In meinem Kopf dreht sich alles. Was mach ich nur? Wenn er mir noch näher kommt, weiß ich nicht ob ich ihm widerstehen kann.
"Du riechst noch genauso wie früher! Und du siehst noch genauso Begehrenswert aus. Ich hoffe, Nick macht dich glücklich. Denn du solltest diesen Glanz nie verlieren." Er streicht mit seiner Hand über meiner Wange und legt mein Kinn zwischen seinen Fingern, sodass ich direkt in sein wunderbares Gesicht schaue.
Oh mein Gott, oh mein Gott. Ich sollte das beenden. Ich sollte mich von ihm losreißen und zurückgehen. Aber ich kann nicht. Mein Körper bewegt sich keinen Zentimeter. Ich bin wie hypnotisiert.
Er senkt seinen Kopf zu meinen, und flüstert mir ins Ohr. "Ich werde da sein, wenn du das willst. Ich bin viel einfacher zu finden." Und damit dreht er sich um und verschwindet.
Ich bleibe wie erstarrt stehen. Versuche meine Atmung zu regulieren.
Was war das? Was sollte das? Warum tut er mir das an?
Erinnerung
"Hi, wie geht's? Was machst du hier? Wartest du auf jemanden?"
"Hi, ja ich warte auf dich. Ich dachte schon du kommst nicht mehr", antworte ich, während ich mein Handy in die Gesäßtasche stecke.
"Ich wurde aufgehalten, ich musste meine kleine Schwester absetzen. Tut mir leid. Ich mach's wieder gut. Komm lass uns gehen." Er hält mir seine Hand hin um mir von der Bank aufzugelfen.
Ich steige in sein Auto. Die Nacht ist klar, die Sterne leuchten hell. Dieser Sommer allerdings ist heiß, sehr heiß. Es weht kein Wind, sodass die Kleidung an deiner Haut kleben bleibt. Aber das stört mich nicht. Ganz im Gegenteil, ich nutze es zu meinen Vorteil. Mein weißes Top hat einen tiefen Ausschnitt. Man kann kleine Schweißperlen auf der Haut sehen. Unter meinem Jeansrock sammelt sich die Hitze, sodass ich ein Bein schräg anwinkel.

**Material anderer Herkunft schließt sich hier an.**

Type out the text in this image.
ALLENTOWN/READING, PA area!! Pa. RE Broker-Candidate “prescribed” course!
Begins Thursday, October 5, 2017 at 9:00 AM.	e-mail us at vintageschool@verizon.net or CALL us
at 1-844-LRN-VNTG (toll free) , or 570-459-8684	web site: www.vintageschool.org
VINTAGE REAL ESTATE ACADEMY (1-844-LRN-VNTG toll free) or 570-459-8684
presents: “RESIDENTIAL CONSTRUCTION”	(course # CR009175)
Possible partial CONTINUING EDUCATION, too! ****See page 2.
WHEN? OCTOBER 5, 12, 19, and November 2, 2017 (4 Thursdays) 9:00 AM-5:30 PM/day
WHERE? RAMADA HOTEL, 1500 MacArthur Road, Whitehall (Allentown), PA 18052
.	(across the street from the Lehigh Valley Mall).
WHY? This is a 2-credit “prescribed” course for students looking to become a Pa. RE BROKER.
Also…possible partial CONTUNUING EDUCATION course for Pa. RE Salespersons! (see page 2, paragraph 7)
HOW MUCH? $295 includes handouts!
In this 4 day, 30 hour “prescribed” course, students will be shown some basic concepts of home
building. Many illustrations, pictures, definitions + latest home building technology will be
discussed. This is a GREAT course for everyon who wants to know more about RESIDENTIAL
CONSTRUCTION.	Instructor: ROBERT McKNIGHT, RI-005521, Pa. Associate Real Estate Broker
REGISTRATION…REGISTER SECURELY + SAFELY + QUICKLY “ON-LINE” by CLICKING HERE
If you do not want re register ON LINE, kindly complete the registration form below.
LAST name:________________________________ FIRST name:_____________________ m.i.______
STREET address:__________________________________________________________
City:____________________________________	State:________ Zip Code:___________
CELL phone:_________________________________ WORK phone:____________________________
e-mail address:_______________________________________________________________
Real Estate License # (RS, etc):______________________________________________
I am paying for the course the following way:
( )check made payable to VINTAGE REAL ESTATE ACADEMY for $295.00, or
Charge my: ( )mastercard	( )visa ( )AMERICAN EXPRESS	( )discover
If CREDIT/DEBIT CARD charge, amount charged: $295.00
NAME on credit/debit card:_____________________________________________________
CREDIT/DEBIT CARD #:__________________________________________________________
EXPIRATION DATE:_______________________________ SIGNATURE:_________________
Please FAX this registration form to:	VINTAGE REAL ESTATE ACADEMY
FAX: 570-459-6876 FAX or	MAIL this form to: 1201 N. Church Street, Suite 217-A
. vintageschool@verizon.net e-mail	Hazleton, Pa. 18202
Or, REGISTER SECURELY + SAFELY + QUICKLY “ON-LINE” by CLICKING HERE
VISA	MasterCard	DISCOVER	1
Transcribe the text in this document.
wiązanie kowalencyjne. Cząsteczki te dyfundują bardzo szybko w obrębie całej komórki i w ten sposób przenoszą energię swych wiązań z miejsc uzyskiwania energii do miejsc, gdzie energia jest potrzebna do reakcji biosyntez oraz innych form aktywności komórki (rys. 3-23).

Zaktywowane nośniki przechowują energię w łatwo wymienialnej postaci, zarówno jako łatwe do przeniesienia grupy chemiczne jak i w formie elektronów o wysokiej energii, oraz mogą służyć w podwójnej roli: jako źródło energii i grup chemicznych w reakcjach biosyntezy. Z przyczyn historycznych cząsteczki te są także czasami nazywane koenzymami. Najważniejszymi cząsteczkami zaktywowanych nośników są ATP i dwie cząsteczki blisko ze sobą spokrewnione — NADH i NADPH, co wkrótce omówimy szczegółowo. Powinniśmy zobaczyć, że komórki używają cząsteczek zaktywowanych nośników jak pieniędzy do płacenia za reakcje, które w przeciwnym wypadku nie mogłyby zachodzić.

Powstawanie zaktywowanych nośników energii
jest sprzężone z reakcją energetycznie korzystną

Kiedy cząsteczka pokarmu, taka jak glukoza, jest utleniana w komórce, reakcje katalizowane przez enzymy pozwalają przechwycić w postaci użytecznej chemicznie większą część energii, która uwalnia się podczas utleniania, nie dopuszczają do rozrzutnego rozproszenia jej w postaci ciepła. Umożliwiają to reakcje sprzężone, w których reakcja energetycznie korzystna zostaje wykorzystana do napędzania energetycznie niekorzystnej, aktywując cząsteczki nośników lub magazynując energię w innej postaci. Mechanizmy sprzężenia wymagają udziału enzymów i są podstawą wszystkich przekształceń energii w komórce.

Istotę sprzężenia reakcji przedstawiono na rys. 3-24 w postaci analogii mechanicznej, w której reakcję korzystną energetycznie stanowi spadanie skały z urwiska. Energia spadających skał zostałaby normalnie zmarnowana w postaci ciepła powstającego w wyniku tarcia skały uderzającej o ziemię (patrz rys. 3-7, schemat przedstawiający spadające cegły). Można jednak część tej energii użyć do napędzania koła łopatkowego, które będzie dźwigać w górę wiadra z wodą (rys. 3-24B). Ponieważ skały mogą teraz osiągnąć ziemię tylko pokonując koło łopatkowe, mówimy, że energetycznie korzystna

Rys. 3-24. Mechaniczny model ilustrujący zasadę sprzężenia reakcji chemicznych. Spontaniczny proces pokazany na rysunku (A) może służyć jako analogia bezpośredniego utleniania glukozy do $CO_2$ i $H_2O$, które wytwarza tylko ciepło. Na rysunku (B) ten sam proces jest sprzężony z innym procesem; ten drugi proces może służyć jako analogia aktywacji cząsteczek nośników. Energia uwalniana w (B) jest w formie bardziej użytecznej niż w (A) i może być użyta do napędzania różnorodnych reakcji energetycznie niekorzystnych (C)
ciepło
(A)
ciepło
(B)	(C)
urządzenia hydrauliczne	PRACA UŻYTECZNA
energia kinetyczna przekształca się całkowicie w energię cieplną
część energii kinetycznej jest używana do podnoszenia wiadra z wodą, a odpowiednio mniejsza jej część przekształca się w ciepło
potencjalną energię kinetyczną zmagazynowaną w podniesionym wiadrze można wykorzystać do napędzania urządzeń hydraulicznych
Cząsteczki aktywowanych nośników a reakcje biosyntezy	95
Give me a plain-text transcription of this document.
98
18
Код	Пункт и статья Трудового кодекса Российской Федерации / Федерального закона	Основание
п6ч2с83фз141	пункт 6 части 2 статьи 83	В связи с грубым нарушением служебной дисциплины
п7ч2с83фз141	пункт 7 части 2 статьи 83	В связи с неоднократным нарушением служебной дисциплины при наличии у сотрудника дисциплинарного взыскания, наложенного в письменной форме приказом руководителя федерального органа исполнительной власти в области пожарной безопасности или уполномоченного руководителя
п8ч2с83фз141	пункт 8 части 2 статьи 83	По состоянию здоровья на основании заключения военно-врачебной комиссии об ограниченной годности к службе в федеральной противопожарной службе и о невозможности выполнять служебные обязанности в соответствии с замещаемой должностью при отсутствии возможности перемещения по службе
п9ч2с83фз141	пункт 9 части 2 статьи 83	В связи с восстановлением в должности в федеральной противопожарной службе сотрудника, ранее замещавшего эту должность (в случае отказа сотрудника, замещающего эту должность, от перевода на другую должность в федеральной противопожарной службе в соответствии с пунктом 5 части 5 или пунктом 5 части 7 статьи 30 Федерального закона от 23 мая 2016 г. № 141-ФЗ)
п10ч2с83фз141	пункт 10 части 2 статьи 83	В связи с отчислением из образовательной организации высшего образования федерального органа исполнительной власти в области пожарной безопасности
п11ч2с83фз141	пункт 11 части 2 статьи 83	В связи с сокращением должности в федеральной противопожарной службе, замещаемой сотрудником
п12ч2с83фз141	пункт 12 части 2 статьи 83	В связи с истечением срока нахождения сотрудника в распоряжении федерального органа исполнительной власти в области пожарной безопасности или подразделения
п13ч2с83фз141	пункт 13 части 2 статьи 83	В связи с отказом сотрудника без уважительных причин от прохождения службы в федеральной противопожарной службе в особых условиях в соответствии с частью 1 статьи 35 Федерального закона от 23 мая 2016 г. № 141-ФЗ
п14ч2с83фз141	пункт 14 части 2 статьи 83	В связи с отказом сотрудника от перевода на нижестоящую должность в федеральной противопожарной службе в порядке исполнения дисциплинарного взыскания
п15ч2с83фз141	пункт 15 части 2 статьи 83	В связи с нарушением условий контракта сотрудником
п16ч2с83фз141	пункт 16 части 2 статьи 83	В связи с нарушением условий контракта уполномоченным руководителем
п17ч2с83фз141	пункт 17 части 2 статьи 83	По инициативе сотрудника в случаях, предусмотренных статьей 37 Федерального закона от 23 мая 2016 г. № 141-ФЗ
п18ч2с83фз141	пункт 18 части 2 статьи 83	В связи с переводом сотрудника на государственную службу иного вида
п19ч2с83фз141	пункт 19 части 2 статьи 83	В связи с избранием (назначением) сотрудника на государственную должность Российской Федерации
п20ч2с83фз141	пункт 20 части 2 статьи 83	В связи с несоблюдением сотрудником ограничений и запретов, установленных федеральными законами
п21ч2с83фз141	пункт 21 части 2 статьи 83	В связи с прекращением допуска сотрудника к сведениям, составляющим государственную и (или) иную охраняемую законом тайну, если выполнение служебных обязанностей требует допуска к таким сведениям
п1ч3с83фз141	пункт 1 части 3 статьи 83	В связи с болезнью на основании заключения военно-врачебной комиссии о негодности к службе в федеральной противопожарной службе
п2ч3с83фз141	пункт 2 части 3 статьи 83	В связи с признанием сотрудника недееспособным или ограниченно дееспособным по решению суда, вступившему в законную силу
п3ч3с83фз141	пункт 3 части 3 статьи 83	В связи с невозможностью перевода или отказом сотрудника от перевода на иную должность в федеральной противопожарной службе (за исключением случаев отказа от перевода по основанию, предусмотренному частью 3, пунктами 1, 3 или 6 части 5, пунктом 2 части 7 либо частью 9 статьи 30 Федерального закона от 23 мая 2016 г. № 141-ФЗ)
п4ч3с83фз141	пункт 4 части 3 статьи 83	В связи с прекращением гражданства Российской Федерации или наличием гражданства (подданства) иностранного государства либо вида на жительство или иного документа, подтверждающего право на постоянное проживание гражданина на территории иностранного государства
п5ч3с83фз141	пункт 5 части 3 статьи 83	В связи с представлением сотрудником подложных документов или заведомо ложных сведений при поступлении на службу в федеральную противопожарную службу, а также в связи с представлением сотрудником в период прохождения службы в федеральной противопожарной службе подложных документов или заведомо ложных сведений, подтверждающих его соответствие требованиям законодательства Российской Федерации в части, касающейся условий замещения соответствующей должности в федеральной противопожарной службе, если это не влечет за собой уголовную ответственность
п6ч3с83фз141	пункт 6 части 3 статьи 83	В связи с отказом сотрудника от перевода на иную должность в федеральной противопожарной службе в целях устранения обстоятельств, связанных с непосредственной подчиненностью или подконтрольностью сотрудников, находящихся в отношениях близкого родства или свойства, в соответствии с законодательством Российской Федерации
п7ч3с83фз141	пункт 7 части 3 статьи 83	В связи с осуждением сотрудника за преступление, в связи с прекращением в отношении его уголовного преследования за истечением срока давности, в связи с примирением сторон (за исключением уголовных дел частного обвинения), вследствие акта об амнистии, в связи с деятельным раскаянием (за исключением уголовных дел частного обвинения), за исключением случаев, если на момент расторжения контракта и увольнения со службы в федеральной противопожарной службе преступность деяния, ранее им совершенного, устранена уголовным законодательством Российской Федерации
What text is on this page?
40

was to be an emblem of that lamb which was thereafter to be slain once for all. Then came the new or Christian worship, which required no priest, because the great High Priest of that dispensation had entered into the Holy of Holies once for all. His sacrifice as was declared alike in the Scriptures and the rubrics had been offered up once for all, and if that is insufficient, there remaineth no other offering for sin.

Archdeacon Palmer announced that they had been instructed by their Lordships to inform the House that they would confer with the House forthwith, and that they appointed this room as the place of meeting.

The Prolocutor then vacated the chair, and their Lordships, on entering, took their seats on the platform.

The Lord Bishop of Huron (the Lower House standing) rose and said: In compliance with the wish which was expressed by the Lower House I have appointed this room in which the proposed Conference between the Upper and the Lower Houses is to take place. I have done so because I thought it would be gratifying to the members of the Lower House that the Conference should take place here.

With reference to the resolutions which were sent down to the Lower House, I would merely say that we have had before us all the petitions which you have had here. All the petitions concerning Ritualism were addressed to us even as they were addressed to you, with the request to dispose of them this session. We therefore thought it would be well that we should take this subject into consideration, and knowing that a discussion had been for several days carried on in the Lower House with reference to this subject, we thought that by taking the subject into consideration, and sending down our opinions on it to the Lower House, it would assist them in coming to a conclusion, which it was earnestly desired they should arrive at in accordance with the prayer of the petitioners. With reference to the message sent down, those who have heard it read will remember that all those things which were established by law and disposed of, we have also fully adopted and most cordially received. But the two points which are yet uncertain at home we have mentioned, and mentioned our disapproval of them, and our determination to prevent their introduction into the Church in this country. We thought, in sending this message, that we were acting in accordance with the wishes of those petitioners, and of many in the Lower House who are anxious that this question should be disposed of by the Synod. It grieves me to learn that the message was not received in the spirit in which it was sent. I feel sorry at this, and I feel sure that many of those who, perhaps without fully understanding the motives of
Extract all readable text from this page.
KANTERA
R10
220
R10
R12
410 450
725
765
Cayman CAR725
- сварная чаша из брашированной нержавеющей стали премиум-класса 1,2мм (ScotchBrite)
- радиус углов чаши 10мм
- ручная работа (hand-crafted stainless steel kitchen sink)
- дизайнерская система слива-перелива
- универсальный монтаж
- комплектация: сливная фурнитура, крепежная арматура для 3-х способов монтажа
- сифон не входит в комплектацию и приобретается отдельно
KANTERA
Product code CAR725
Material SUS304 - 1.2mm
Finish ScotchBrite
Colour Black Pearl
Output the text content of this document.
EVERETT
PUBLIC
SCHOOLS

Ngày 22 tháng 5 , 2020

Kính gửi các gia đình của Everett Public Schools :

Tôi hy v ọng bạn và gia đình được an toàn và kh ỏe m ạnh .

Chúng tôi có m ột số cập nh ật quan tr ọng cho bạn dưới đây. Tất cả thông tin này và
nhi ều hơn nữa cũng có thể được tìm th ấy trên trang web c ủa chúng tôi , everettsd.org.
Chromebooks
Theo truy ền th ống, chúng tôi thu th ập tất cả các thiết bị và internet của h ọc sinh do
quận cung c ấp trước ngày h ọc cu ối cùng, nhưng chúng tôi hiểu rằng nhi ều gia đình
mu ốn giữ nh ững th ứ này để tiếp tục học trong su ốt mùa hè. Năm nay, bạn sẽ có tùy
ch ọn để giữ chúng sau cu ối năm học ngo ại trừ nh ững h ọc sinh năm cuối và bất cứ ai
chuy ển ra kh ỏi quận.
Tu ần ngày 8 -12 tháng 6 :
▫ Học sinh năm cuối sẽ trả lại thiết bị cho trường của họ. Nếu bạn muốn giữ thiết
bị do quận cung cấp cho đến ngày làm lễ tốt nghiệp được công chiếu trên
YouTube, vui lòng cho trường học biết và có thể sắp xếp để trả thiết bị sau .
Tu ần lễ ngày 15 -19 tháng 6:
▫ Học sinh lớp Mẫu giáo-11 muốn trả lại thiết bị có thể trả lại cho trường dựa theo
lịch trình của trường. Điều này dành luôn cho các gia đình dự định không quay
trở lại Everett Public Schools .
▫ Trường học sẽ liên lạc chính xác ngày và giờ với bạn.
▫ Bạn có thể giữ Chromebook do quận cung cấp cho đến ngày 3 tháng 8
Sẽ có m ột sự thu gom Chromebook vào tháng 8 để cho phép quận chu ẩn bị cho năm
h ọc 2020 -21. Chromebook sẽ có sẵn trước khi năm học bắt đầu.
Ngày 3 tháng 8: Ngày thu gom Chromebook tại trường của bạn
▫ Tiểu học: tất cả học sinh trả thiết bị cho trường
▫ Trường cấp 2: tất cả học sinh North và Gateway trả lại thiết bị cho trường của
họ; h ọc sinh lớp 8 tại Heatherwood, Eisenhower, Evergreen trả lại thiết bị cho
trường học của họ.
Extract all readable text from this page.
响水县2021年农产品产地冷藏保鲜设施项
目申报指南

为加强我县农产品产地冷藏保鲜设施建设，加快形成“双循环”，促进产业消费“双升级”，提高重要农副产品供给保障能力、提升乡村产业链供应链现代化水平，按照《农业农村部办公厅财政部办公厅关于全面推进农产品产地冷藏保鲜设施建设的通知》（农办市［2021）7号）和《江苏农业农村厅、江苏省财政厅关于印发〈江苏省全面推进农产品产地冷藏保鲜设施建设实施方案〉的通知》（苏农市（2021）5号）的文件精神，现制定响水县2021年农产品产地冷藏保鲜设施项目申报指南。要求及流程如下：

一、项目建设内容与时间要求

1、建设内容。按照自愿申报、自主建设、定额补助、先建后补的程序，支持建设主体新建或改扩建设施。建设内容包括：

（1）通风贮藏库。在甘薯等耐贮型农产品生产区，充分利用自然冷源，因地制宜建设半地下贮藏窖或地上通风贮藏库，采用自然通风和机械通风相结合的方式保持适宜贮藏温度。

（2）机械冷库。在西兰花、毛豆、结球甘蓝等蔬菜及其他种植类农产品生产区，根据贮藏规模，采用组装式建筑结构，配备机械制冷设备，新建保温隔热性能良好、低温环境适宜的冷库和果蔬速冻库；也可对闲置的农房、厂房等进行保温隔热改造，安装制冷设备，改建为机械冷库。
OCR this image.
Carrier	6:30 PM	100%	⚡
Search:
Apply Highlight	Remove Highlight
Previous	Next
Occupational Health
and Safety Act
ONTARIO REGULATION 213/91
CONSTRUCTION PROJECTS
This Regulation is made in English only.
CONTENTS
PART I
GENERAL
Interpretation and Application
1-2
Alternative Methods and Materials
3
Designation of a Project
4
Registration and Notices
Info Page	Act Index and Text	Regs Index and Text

Er schaut zu mir rüber legt seine Hand auf meinen Schenkel und wandert mit seiner Hand zu meinem feuchten Höschen.
"Bist du feucht für mich, oder ist dir einfach nur warm?" Er grinst mich frech an, zieht mit zwei Finger meinen Slip zur Seite und taucht dann mit einem Finger in mir ein.
"Ich…ah…vielleicht bin ich einfach nur… ach scheiße…ja ich bin geil." Ich halte mich an der Kopflehne fest und schiebe ihm mein Unterleib entgegen.
"Gut, denn ich habe heute sturmfrei. Komm wir sind da." Wir fahren einen kurzen Weg zu einem einstöckigen Haus. Ein Garten zieht sich um das Haus mit Platz um das Auto unter einem Verdeck zu parken. Außen am Haus, führt eine Treppe hoch zum ersten Stock. Wie bei so kleine Fehrenhäuser am Mittelmeer.
Er führt mich die Treppe hinauf in sein Zimmer. Es ist schlicht eingerichtet. Ein Bett, ein Kleiderschrank und ein Schreibtisch. Er zieht mich in sein rein und wir fangen an uns zu küssen. Unsere Zungen spielen miteinander während er mich auf sein Bett führt.